The Author’s in-medias-res, or aspects of it, are common today. You will see it with extreme regularity in movies like John Wick, to the point we might just consider it good storytelling because of how well it hooks an audience. But the audience’s in-medias-res hasn’t enjoyed the same widespread acceptance, and that’s a shame because it offers the audience a shocking level of control over the story and characters. As we saw with the Iliad, dusting for clues is an exciting and engaging activity for the audience, and with the Metal Gear series we saw how the audience’s interpretation and engagement with the story is heightened by choosing what parts of the story to experience. Not every story will be better under an audience imposed in-medias-res. It's almost impossible for that to be true. Not every story is designed to be someone’s first, and many stories will be confusing or difficult to understand without the intended context, but sometimes you might become the first archaeologist to find the Iliad, or play Metal Gear Solid, and get to enjoy stories in a new, unintended way that elevates your own experience and validates your interpretation of the story. The next time you’re looking for a book, scrolling through Netflix, or browsing game deals, I’d implore you to try starting with the sequel, because you’ll be surprised how many first stories a series can have, and what a unique experience it can be.
(2025, May 7th) In-Medias-Res: First use of the Phrase. Wikipedia.
Horace. (2025, May 7th.) Horace: Ars Poetica. The Latin Library.
(2025, May 14th) In Medias Res: Definition, Tips, and Examples. Jericho Writers.
The talk of 'audience medias in res' makes me remember when I'd turn on the TV, encounter a show at a random episode, and if it interested me start watching. Many of my first anime that I saw on Funimation were not encountered through their first episode, so I'd simply piece together the plot based on context clues, and sometimes I'd realize I was wrong about my guesses. Not sure if it was just me, but I feel like that's simply how you watched TV shows with ongoing stories before streaming took over.
And I read the Artemis Fowl series starting at Lost Colony, far from the first book, then read the others including the first, but ended up not reading two that included some key events. Which in a way are fitting because those are the two that concern Artemis losing and regaining his memory.

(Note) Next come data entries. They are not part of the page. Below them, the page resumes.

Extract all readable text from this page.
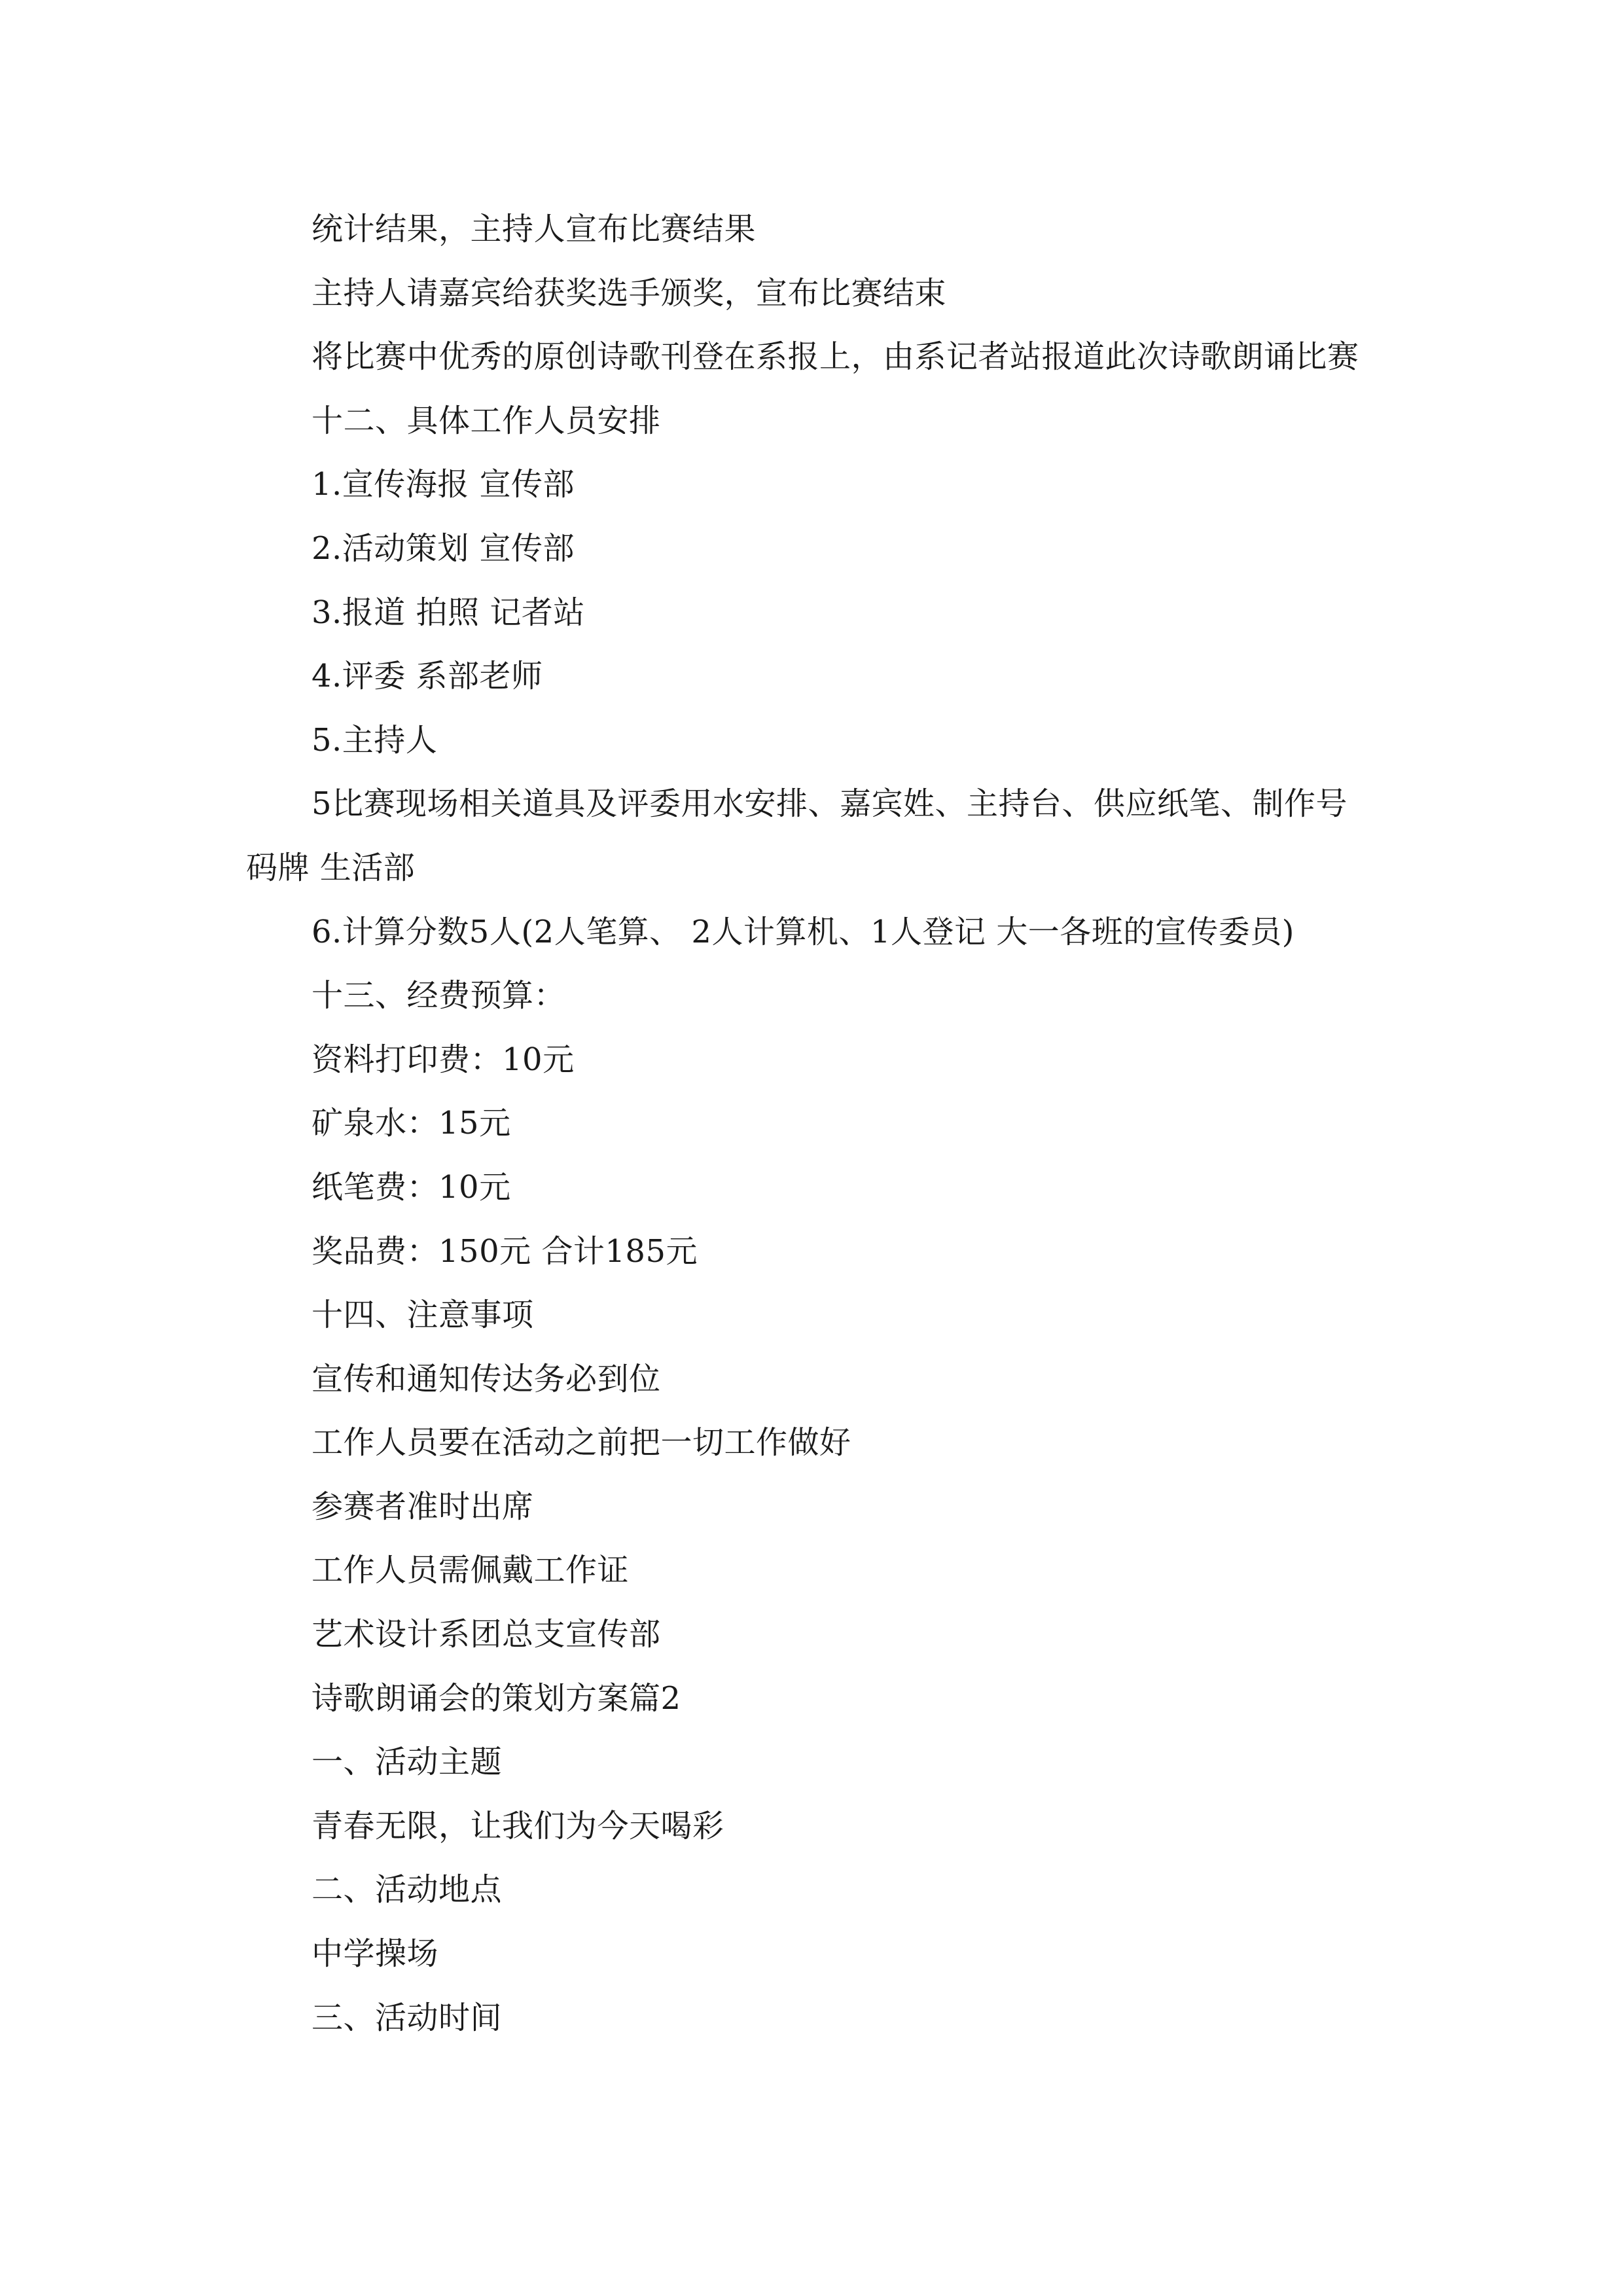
统计结果，主持人宣布比赛结果

主持人请嘉宾给获奖选手颁奖，宣布比赛结束

将比赛中优秀的原创诗歌刊登在系报上，由系记者站报道此次诗歌朗诵比赛

十二、具体工作人员安排

1.宣传海报 宣传部

2.活动策划 宣传部

3.报道 拍照 记者站

4.评委 系部老师

5.主持人

5比赛现场相关道具及评委用水安排、嘉宾姓、主持台、供应纸笔、制作号码牌 生活部

6.计算分数5人(2人笔算、 2人计算机、1人登记 大一各班的宣传委员)

十三、经费预算：

资料打印费：10元

矿泉水：15元

纸笔费：10元

奖品费：150元 合计185元

十四、注意事项

宣传和通知传达务必到位

工作人员要在活动之前把一切工作做好

参赛者准时出席

工作人员需佩戴工作证

艺术设计系团总支宣传部

诗歌朗诵会的策划方案篇2

一、活动主题

青春无限，让我们为今天喝彩

二、活动地点

中学操场

三、活动时间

Dracula Daily does not fully count for this since it has the same beginning, but I feel what it ends up doing is adjacent to what is proposed here, in that it ends up remixing the order of some entries to create a new effect.
My own writing has led to an interesting case of author medias in res. I decided to try writing out the story for a game that is a crossover between some of my writing which was already set in the same world, none of which are published yet. But I ended up publishing it as a serial while those original stories are yet to be published.
For some characters this is genuinely their first story, some are written as an interquel, others as an epilogue. Interestingly the most popular group of characters thus far are the ones for whom it is an epilogue. In hindsight I feel my efforts to cover their backstory were misdirected, but it appears to have worked out for some readers at least.